Il y a toi l’immolée, toi que j’attends.

Parfois d’étranges figures naissent à l’instant du sommeil et

   disparaissent.

Quand je ferme les yeux, des floraisons phosphorescentes

   apparaissent et se fanent et renaissent comme des feux

   d’artifices charnus.

Des pays inconnus que je parcours en compagnie de créatures.

Il y a toi sans doute, ô belle et discrètes espionne.

Et l’âme palpable de l’étendue.

Et les parfums du ciel et des étoiles et le chant du coq d’il y a

   2000 ans et le cri du paon dans des parcs en flamme et des

   baisers.

Des mains qui se serrent sinistrement dans une lumière blafarde

   et des essieux qui grincent sur des routes médusantes.

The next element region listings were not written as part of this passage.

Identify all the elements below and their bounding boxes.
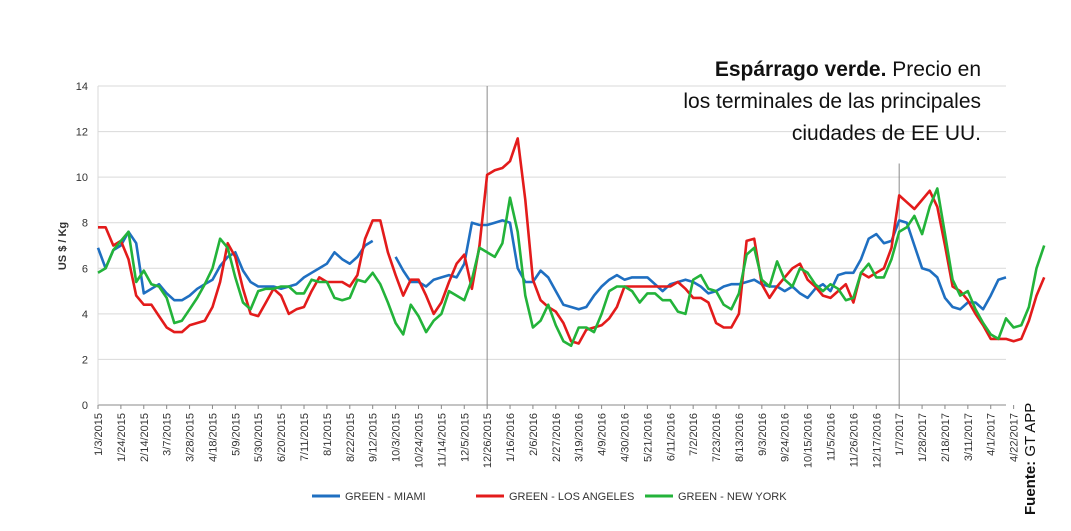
- x-tick-label: 7/2/2016: [688, 413, 700, 456]
- y-tick-label: 6: [82, 263, 88, 275]
- x-tick-label: 5/30/2015: [253, 413, 265, 462]
- x-tick-label: 8/1/2015: [322, 413, 334, 456]
- x-tick-label: 11/26/2016: [848, 413, 860, 467]
- legend: GREEN - MIAMI GREEN - LOS ANGELES GREEN - …: [312, 491, 787, 503]
- x-axis-ticks: 1/3/2015 1/24/2015 2/14/2015 3/7/2015 3/28/2…: [93, 405, 1021, 468]
- series-line-0: [96, 219, 1007, 311]
- x-tick-label: 12/5/2015: [459, 413, 471, 462]
- y-tick-label: 8: [82, 218, 88, 230]
- x-tick-label: 4/18/2015: [207, 413, 219, 462]
- chart-title: Espárrago verde. Precio en los terminale…: [683, 54, 981, 150]
- x-tick-label: 1/24/2015: [116, 413, 128, 462]
- x-tick-label: 8/22/2015: [345, 413, 357, 462]
- source-note: Fuente: GT APP: [1022, 403, 1039, 515]
- x-tick-label: 2/27/2016: [551, 413, 563, 462]
- x-tick-label: 4/22/2017: [1009, 413, 1021, 462]
- y-axis-ticks: 0 2 4 6 8 10 12 14: [76, 81, 88, 412]
- x-tick-label: 7/23/2016: [711, 413, 723, 462]
- x-tick-label: 7/11/2015: [299, 413, 311, 461]
- x-tick-label: 4/9/2016: [597, 413, 609, 456]
- x-tick-label: 2/6/2016: [528, 413, 540, 456]
- source-value: GT APP: [1022, 402, 1039, 457]
- y-tick-label: 14: [76, 81, 88, 93]
- x-tick-label: 1/7/2017: [894, 413, 906, 456]
- y-tick-label: 2: [82, 354, 88, 366]
- series-line-2: [97, 187, 1046, 348]
- x-tick-label: 11/14/2015: [436, 413, 448, 467]
- x-tick-label: 8/13/2016: [734, 413, 746, 462]
- y-tick-label: 12: [76, 127, 88, 139]
- x-tick-label: 9/3/2016: [757, 413, 769, 456]
- title-line-1: Precio en: [892, 58, 981, 81]
- x-tick-label: 3/28/2015: [185, 413, 197, 462]
- title-bold: Espárrago verde.: [714, 58, 887, 81]
- x-tick-label: 10/3/2015: [391, 413, 403, 462]
- x-tick-label: 1/28/2017: [917, 413, 929, 462]
- x-tick-label: 6/11/2016: [665, 413, 677, 461]
- x-tick-label: 9/12/2015: [368, 413, 380, 462]
- x-tick-label: 3/19/2016: [574, 413, 586, 462]
- x-tick-label: 12/26/2015: [482, 413, 494, 468]
- x-tick-label: 9/24/2016: [780, 413, 792, 462]
- y-axis-label: US $ / Kg: [57, 222, 69, 270]
- x-tick-label: 12/17/2016: [871, 413, 883, 468]
- series-lines: [96, 137, 1046, 348]
- x-tick-label: 2/18/2017: [940, 413, 952, 462]
- x-tick-label: 4/1/2017: [986, 413, 998, 456]
- x-tick-label: 5/21/2016: [642, 413, 654, 462]
- x-tick-label: 2/14/2015: [139, 413, 151, 462]
- x-tick-label: 10/15/2016: [803, 413, 815, 468]
- x-tick-label: 4/30/2016: [619, 413, 631, 462]
- x-tick-label: 10/24/2015: [413, 413, 425, 468]
- source-label: Fuente:: [1022, 460, 1039, 515]
- title-line-2: los terminales de las principales: [683, 90, 981, 113]
- x-tick-label: 1/16/2016: [505, 413, 517, 462]
- y-tick-label: 4: [82, 309, 88, 321]
- x-tick-label: 5/9/2015: [230, 413, 242, 456]
- x-tick-label: 6/20/2015: [276, 413, 288, 462]
- x-tick-label: 3/11/2017: [963, 413, 975, 461]
- x-tick-label: 11/5/2016: [826, 413, 838, 461]
- legend-label-2: GREEN - NEW YORK: [678, 491, 787, 503]
- legend-label-0: GREEN - MIAMI: [345, 491, 426, 503]
- series-line-1: [98, 137, 1046, 345]
- y-tick-label: 0: [82, 400, 88, 412]
- x-tick-label: 3/7/2015: [162, 413, 174, 456]
- x-tick-label: 1/3/2015: [93, 413, 105, 456]
- legend-label-1: GREEN - LOS ANGELES: [509, 491, 634, 503]
- y-tick-label: 10: [76, 172, 88, 184]
- title-line-3: ciudades de EE UU.: [791, 122, 981, 145]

Il y a toi sans doute que je ne connais pas ; que je connais au contraire.

Mais qui, présente dans mes rêves, t’obstines à s’y laisser deviner

   sans y paraître.

Toi qui restes insaisissable dans la réalité et dans le rêve.

Toi qui m’appartiens de par ma volonté de te posséder en illusion mais

   qui  n’approches ton visage du mien que mes yeux clos aussi bien au

    rêve qu’à la réalité.

Toi qu’en dépit d’un rhétorique facile où le flot meurt sur les plages,

où la corneille vole dans des usines en ruines,

où le bois pourrit en craquant sous un soleil de plomb,

Toi qui est la base de mes rêves et qui secoues mon esprit plein de

   métamorphoses et qui me laissent ton gant quand je baise ta main.

Dans la nuit, il y a les étoiles et le mouvement ténébreux de la mer, des

   fleuves, des forêts, des villes, des herbes, des poumons de millions et

   de millions d’êtres.

Dans la nuit il y a les merveilles du monde.

Dans la nuit, il n’y a pas d’anges gardiens mais il y a le sommeil.

Dans la nuit il y a toi.

Dans le jour aussi.

Robert Desnos, « Les Espaces du sommeil », Corps et biens, 1930

Georgio - Les Espaces du sommeil, Robert Desnos (Live "Proses", France Culture)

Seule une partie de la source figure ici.